RicherMans / Dasheng

Source for the Interspeech 2024 Paper "Scaling up masked audio encoder learning for general audio classification"

Apache License 2.0

44 stars 3 forks source link

If Dasheng is used in the diffusion model of the audio field, is there something magical happening? #1

Closed yuyun2000 closed 5 months ago

RicherMans commented 5 months ago

Hey, sorry I don't get the title nor the question.

yuyun2000 commented 5 months ago

I was wrong. I thought he was a VAE like model that could be used in diffusion models, but he doesn't have the ability to restore audio

RicherMans commented 5 months ago

Hey, so technically he can, but I don't provide the decoder here. VAE and MAE are both autoencoders, so that's that. If you want you could just attach a decoder ontop of the model and train your own latents.

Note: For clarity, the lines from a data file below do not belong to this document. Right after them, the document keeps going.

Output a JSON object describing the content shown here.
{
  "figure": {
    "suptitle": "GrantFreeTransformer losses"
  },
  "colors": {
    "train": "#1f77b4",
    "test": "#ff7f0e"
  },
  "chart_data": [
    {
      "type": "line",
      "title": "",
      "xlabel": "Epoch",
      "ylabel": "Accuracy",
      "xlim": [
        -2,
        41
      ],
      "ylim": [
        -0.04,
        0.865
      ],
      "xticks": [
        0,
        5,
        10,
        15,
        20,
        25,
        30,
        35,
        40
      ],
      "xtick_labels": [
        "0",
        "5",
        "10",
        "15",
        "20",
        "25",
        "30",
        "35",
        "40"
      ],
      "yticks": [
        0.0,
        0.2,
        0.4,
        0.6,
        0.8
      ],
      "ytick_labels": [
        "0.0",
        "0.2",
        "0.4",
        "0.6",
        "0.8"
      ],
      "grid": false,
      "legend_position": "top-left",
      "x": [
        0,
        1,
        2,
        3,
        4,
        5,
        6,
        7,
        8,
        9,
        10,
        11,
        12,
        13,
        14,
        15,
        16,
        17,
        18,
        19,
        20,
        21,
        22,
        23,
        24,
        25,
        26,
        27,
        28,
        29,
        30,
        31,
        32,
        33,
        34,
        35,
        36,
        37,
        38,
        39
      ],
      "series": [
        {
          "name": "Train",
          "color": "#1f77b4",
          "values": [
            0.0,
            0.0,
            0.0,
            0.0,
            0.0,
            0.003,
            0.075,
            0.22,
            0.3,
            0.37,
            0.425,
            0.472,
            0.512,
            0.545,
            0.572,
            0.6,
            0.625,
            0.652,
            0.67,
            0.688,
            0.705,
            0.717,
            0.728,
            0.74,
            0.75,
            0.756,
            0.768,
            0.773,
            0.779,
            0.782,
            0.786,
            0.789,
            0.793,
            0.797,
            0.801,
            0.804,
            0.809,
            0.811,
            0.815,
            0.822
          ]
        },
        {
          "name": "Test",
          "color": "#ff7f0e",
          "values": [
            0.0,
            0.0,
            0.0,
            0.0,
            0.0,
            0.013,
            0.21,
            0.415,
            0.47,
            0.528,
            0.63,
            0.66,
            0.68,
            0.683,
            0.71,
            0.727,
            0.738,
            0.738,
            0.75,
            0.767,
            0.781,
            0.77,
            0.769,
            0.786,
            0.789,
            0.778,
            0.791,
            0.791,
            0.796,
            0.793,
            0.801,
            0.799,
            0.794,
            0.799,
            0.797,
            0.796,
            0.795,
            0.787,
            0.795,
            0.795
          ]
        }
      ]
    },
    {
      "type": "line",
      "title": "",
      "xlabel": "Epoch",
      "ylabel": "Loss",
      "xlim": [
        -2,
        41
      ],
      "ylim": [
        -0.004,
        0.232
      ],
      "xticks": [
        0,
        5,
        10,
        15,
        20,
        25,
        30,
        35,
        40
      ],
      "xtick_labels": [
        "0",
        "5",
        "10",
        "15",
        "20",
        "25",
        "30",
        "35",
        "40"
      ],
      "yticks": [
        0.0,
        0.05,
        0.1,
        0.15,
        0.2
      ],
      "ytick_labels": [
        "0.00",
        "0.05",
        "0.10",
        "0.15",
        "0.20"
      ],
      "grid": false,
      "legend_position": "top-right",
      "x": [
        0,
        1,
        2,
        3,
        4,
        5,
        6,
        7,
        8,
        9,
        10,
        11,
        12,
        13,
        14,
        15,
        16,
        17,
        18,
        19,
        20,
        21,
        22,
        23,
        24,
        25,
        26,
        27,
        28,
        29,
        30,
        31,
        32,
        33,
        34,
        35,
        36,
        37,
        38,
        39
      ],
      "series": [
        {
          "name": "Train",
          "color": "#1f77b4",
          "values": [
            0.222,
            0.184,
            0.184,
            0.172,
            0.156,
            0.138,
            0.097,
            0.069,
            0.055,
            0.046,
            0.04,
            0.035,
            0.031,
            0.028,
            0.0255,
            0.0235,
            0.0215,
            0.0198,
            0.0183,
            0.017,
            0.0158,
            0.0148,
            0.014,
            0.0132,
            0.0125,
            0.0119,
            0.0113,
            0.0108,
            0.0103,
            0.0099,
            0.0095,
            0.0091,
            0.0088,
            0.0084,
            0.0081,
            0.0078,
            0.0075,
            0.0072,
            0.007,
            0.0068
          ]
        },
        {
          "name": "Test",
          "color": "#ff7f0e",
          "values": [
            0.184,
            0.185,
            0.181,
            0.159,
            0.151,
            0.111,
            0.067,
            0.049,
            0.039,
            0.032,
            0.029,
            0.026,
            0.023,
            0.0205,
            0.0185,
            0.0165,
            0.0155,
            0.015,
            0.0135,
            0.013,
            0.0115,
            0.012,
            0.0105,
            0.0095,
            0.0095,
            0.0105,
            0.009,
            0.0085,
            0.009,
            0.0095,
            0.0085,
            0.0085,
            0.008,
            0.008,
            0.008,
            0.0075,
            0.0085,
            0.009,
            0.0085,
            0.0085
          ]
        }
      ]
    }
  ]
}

RicherMans commented 5 months ago

Btw, maybe for your info, but SemantiCodec is a codec based on MAE, which shows promosing performance. I would assume that Dasheng greatly outperforms their AudioMAE. Further Frepainter has shown that MAE based approaches can outperform diffusion for super-resolution.

In both cases you would just need to attach a decoder on your dasheng features and train. I believe you can give it a try :) Kind regards, Heinrich

yuyun2000 commented 5 months ago

I am just a beginner, but if given the opportunity, I will definitely use Dasheng to showcase its capabilities. :)